Апофеозом этого праздника стало прибытие репортеров. Их прислали написать об эпическом подвиге зауряд-врача, отстоявшего лазарет от супостата. А еще он спас командующего фронтом. Герой, мать его! Я пытался уклониться, но Карлович не позволил. Надворный советник светился от удовольствия. О лазарете пропечатают в газетах – что может быть лучше? Глядишь, начальство оценит – последует повышение или орден. Военные тщеславны, и врачи не исключение.
Карлович поведал репортерам о великих событиях, я больше отмалчивался. Это понравилось репортерам. Герой должен быть скромным. Потом нас фотографировали. Мне вручили винтовку с примкнутым штыком и попросили принять героический вид. Я сделал зверскую рожу. Попросили помягше. Мучили долго. Затем репортеры захотели снять нас с Брусиловым. Генерал, к моему удивлению, согласился. Тщеславие… Его одели в мундир, вынесли во двор и усадили на табурет. Меня, Карловича, Леокадию и дантиста разместили по сторонам. Это я потребовал снять всю операционную команду, фотографы планировали только нас с Карловичем. В заключение у входа в лазарет выстроили персонал лазарета для общей фотографии с командующим фронтом. Народ позировал с удовольствием – фотография здесь событие. Это не мой мир, где даже у школьников камеры в смартфонах. Карлович договорился об отпечатках и дал денег. Фотографии прислали. Целый день санитары и сестры милосердия носились с ними, показывая друг другу и тыча пальцами в едва узнаваемые из-за масштаба лица. Не избежали этого поветрия и врачи. А когда пришли газеты со статьями… Хорошо, что Карлович догадался заказать их много. Досталось каждому. Персонал сел писать письма домой. В конверты вкладывались вырезки или газеты целиком с фотографиями фигурантов. Я в этом не участвовал. Кому писать, неизвестно, а фотографии… На кой они мне?

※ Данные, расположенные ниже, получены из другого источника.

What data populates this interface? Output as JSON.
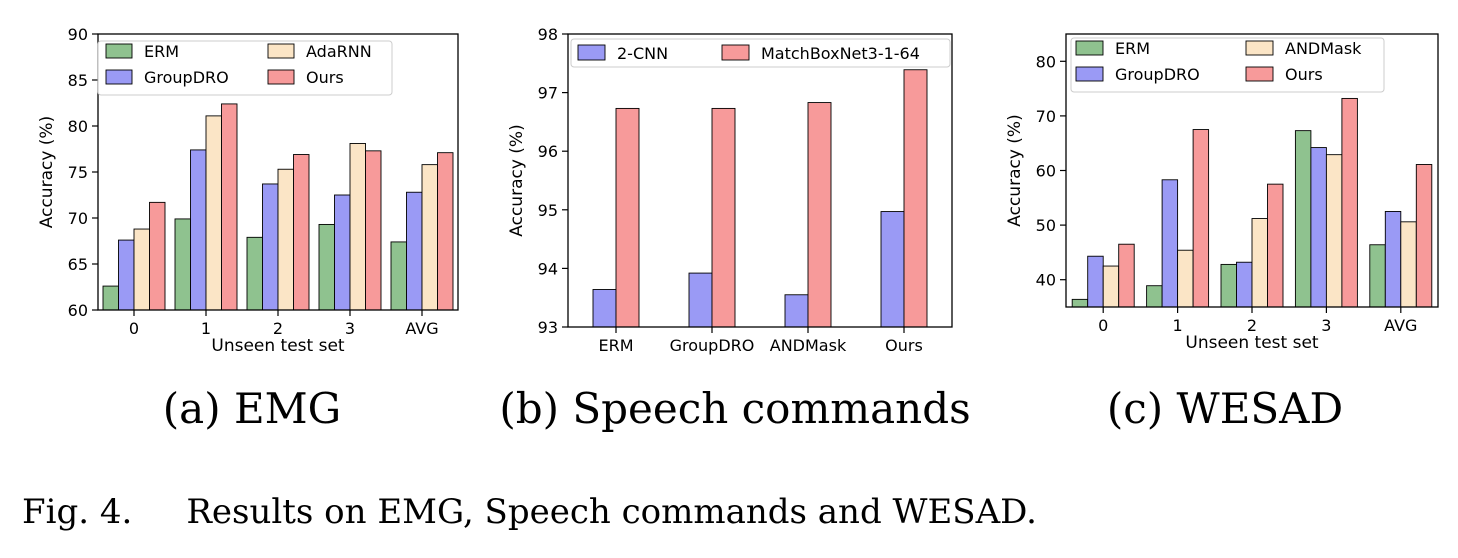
{
  "figure": {
    "caption": "Fig. 4.     Results on EMG, Speech commands and WESAD."
  },
  "colors": {
    "ERM": "#8fc28f",
    "GroupDRO": "#9a9af5",
    "AdaRNN": "#fbe5c6",
    "ANDMask": "#fbe5c6",
    "Ours": "#f79a9a",
    "2-CNN": "#9a9af5",
    "MatchBoxNet3-1-64": "#f79a9a"
  },
  "chart_data": [
    {
      "type": "bar",
      "subtitle": "(a) EMG",
      "xlabel": "Unseen test set",
      "ylabel": "Accuracy (%)",
      "categories": [
        "0",
        "1",
        "2",
        "3",
        "AVG"
      ],
      "ylim": [
        60,
        90
      ],
      "yticks": [
        60,
        65,
        70,
        75,
        80,
        85,
        90
      ],
      "legend_position": "top-left",
      "legend_columns": 2,
      "series": [
        {
          "name": "ERM",
          "values": [
            62.6,
            69.9,
            67.9,
            69.3,
            67.4
          ]
        },
        {
          "name": "GroupDRO",
          "values": [
            67.6,
            77.4,
            73.7,
            72.5,
            72.8
          ]
        },
        {
          "name": "AdaRNN",
          "values": [
            68.8,
            81.1,
            75.3,
            78.1,
            75.8
          ]
        },
        {
          "name": "Ours",
          "values": [
            71.7,
            82.4,
            76.9,
            77.3,
            77.1
          ]
        }
      ]
    },
    {
      "type": "bar",
      "subtitle": "(b) Speech commands",
      "xlabel": "",
      "ylabel": "Accuracy (%)",
      "categories": [
        "ERM",
        "GroupDRO",
        "ANDMask",
        "Ours"
      ],
      "ylim": [
        93,
        98
      ],
      "yticks": [
        93,
        94,
        95,
        96,
        97,
        98
      ],
      "legend_position": "top",
      "legend_columns": 2,
      "series": [
        {
          "name": "2-CNN",
          "values": [
            93.64,
            93.92,
            93.55,
            94.97
          ]
        },
        {
          "name": "MatchBoxNet3-1-64",
          "values": [
            96.73,
            96.73,
            96.83,
            97.39
          ]
        }
      ]
    },
    {
      "type": "bar",
      "subtitle": "(c) WESAD",
      "xlabel": "Unseen test set",
      "ylabel": "Accuracy (%)",
      "categories": [
        "0",
        "1",
        "2",
        "3",
        "AVG"
      ],
      "ylim": [
        35,
        85
      ],
      "yticks": [
        40,
        50,
        60,
        70,
        80
      ],
      "legend_position": "top-left",
      "legend_columns": 2,
      "series": [
        {
          "name": "ERM",
          "values": [
            36.4,
            38.9,
            42.8,
            67.3,
            46.4
          ]
        },
        {
          "name": "GroupDRO",
          "values": [
            44.3,
            58.3,
            43.2,
            64.2,
            52.5
          ]
        },
        {
          "name": "ANDMask",
          "values": [
            42.5,
            45.4,
            51.2,
            62.9,
            50.6
          ]
        },
        {
          "name": "Ours",
          "values": [
            46.5,
            67.5,
            57.5,
            73.2,
            61.1
          ]
        }
      ]
    }
  ]
}
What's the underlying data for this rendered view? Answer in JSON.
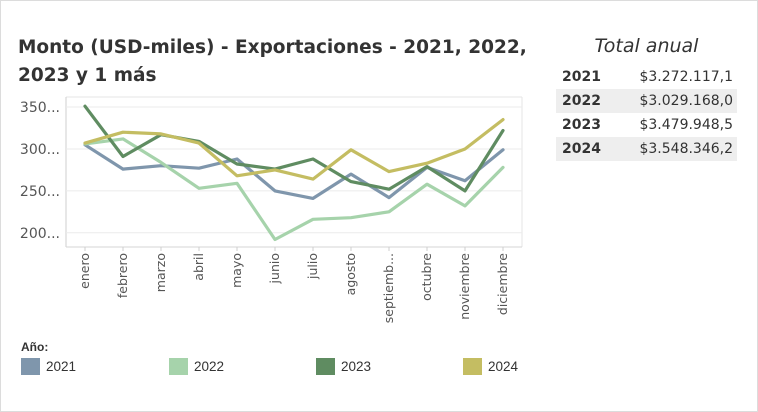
{
  "chart_data": {
    "type": "line",
    "title": "Monto (USD-miles) - Exportaciones - 2021, 2022, 2023 y 1 más",
    "categories": [
      "enero",
      "febrero",
      "marzo",
      "abril",
      "mayo",
      "junio",
      "julio",
      "agosto",
      "septiemb...",
      "octubre",
      "noviembre",
      "diciembre"
    ],
    "y_ticks": [
      {
        "value": 200,
        "label": "200..."
      },
      {
        "value": 250,
        "label": "250..."
      },
      {
        "value": 300,
        "label": "300..."
      },
      {
        "value": 350,
        "label": "350..."
      }
    ],
    "ylim": [
      183,
      362
    ],
    "grid": true,
    "series": [
      {
        "name": "2021",
        "color": "#7f96ac",
        "values": [
          305,
          276,
          280,
          277,
          288,
          250,
          241,
          270,
          242,
          278,
          262,
          299
        ]
      },
      {
        "name": "2022",
        "color": "#a6d3ab",
        "values": [
          306,
          312,
          284,
          253,
          259,
          192,
          216,
          218,
          225,
          258,
          232,
          278
        ]
      },
      {
        "name": "2023",
        "color": "#5f8c61",
        "values": [
          351,
          291,
          317,
          309,
          282,
          276,
          288,
          261,
          252,
          279,
          250,
          322
        ]
      },
      {
        "name": "2024",
        "color": "#c4bd62",
        "values": [
          307,
          320,
          318,
          307,
          268,
          275,
          264,
          299,
          273,
          283,
          300,
          335
        ]
      }
    ],
    "legend": {
      "title": "Año:",
      "position": "bottom"
    }
  },
  "totals": {
    "title": "Total anual",
    "rows": [
      {
        "year": "2021",
        "value": "$3.272.117,1"
      },
      {
        "year": "2022",
        "value": "$3.029.168,0"
      },
      {
        "year": "2023",
        "value": "$3.479.948,5"
      },
      {
        "year": "2024",
        "value": "$3.548.346,2"
      }
    ]
  }
}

Все когда-нибудь кончается, завершился и этот дурдом. Потекли серые будни. Я оперировал – несмотря на затишье, раненых привозили, лечил больных – их тоже хватало, регулярно навещал выздоравливавшего генерала. У меня с ним установились доверительные отношения, каковые нередко случаются между пациентом и врачом. Как-то, придя с визитом, я застал Брусилова за странным занятием. Он рассматривал фотографии, которые покрывали одеяло. Вскрытый конверт валялся рядом. Бросив взгляд, я различил на фото большой агрегат гусеницами по бокам. Они огибали весь корпус целиком. Рядом стоял человек в незнакомой форме. На фоне громадной машины он выглядел крохотным. Танк? Их уже изобрели? Та-ак, похоже на английский Mk.
– Нравится? – спросил Брусилов, заметив мой интерес.
– Убожище!
– Не скажите! – улыбнулся генерал. – Это самоходная бронированная машина для преодоления укрепленных позиций противника. Вооружена пулеметами и пушкой, которые установлены спереди и в боковых спонсонах. Сухопутный дредноут.